What an absolutely absurd straw man.

"The whole point of OpenID is it distributes other sites authentication, it doesn't shouldn't and can't enforce the level of security surrounding that process."

Errr excuse me? The process of the distribution is inherently weak by design. Having a weak system of authentication susceptible to simplistic man-in-the-middle attacks is absolutely dumb. I'm only repeating what has been well documented critiques across the Net about OpenID. The protocol itself is about authentication and authorisation and yet it does it badly by allowing website owners to handle the relationship with providers. THe point therefore is because OpenID is single sign on, then once you steal a login you have access to everything else that person may already be using.
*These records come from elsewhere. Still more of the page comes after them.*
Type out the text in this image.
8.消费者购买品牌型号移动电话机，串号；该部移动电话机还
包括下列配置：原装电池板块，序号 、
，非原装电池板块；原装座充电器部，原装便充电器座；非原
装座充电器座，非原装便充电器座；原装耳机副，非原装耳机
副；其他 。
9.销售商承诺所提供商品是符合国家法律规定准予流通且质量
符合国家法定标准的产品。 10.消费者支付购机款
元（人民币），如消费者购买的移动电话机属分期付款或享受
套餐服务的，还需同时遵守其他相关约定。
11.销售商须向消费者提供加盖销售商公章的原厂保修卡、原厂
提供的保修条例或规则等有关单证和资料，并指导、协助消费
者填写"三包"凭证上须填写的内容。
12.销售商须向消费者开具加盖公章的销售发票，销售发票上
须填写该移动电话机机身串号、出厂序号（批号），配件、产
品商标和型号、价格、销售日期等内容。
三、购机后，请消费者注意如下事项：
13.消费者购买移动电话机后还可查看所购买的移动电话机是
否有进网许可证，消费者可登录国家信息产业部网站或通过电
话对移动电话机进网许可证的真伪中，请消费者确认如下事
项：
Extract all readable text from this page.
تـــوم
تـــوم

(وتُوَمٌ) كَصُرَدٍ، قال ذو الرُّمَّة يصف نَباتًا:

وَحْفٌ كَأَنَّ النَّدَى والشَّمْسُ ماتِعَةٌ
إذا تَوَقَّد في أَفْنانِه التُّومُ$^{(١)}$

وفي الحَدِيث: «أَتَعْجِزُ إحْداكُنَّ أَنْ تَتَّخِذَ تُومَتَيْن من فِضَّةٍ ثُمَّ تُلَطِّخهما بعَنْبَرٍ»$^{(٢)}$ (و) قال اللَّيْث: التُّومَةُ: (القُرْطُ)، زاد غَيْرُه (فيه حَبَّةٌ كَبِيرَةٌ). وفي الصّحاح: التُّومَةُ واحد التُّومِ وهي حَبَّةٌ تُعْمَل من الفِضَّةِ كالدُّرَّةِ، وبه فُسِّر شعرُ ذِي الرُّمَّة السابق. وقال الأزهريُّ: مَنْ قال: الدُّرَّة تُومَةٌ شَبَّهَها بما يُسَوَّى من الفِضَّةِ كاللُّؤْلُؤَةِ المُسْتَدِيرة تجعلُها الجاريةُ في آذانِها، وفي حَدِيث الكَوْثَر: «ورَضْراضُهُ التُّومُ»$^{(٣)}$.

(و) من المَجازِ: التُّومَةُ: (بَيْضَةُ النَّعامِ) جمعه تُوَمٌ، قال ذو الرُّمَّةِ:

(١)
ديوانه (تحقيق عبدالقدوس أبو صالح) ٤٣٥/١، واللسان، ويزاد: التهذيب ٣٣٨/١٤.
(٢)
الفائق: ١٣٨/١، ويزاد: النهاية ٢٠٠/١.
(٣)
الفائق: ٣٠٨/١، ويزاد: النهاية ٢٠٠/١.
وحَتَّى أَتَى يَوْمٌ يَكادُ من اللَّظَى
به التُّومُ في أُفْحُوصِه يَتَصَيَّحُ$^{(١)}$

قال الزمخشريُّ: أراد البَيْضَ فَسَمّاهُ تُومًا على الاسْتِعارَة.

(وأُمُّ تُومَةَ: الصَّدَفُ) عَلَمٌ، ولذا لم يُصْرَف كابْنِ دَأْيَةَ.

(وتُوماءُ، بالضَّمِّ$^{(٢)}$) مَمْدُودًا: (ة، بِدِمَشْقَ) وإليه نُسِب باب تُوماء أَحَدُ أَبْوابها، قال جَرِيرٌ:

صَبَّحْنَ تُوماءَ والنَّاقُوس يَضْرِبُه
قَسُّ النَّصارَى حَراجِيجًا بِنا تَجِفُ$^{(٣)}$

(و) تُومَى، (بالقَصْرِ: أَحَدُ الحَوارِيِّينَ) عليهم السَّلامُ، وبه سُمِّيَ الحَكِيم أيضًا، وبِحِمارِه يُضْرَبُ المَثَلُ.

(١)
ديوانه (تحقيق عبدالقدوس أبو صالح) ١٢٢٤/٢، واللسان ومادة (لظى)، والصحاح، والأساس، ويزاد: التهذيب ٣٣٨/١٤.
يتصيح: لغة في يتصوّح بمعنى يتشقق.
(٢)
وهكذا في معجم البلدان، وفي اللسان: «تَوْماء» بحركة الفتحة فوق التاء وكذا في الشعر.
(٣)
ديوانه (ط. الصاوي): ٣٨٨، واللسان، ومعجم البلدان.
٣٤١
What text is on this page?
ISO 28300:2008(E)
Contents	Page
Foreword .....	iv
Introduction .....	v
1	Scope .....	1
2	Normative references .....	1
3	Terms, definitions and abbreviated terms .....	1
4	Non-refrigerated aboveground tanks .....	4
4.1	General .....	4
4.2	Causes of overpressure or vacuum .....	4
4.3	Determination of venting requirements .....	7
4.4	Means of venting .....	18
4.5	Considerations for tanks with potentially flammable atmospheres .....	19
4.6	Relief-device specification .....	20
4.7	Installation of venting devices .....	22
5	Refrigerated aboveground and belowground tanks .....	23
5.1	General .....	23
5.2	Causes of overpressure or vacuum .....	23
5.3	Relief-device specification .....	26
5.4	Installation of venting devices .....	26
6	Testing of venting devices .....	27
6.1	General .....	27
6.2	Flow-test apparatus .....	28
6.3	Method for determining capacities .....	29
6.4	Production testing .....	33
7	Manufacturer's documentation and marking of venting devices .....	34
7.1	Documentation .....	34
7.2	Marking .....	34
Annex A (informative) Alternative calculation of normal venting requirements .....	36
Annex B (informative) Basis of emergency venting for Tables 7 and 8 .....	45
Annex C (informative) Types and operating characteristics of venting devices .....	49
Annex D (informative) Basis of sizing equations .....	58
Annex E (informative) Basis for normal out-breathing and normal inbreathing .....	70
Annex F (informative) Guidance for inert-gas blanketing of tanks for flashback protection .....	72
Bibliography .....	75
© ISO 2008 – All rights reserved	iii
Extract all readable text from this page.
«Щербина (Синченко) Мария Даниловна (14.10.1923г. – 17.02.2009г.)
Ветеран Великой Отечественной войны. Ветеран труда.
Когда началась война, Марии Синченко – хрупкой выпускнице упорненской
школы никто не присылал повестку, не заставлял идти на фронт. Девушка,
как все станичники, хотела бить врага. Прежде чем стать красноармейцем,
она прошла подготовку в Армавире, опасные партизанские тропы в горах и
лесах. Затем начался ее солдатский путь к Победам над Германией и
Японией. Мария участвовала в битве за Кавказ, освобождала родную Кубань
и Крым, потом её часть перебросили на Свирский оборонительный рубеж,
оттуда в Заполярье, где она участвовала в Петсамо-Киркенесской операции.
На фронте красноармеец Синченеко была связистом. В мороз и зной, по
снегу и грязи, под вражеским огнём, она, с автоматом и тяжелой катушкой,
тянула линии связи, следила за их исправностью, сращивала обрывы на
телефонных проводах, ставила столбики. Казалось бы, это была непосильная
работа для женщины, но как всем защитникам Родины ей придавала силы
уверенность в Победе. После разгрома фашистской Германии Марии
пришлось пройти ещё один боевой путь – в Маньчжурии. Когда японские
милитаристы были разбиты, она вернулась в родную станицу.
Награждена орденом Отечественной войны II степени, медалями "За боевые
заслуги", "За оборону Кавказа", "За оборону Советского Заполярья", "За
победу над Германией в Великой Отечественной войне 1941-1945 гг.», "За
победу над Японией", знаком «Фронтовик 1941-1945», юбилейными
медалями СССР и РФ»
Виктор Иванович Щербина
OpenID does not use "pretty much the same model" as Worldpay or Paypal either, those APIs are a a world away from OpenID.

Tony Kennick said...

It isn't a straw man, it is the a statement of the point of OpenID paraphrased from it's creator.
You keep going on about man-in-the-middle attacks, if a big forum owner wants to discredit someone by putting them up as a sock-puppet, why bother with man-in-the-middle why not just pass off.
I am not talking about the API models of Paypal or Worldpay, but the 'visible' versions which simply pass requests over http. Both have better ways of doing, but are still offering the old ways as some sites want to use them.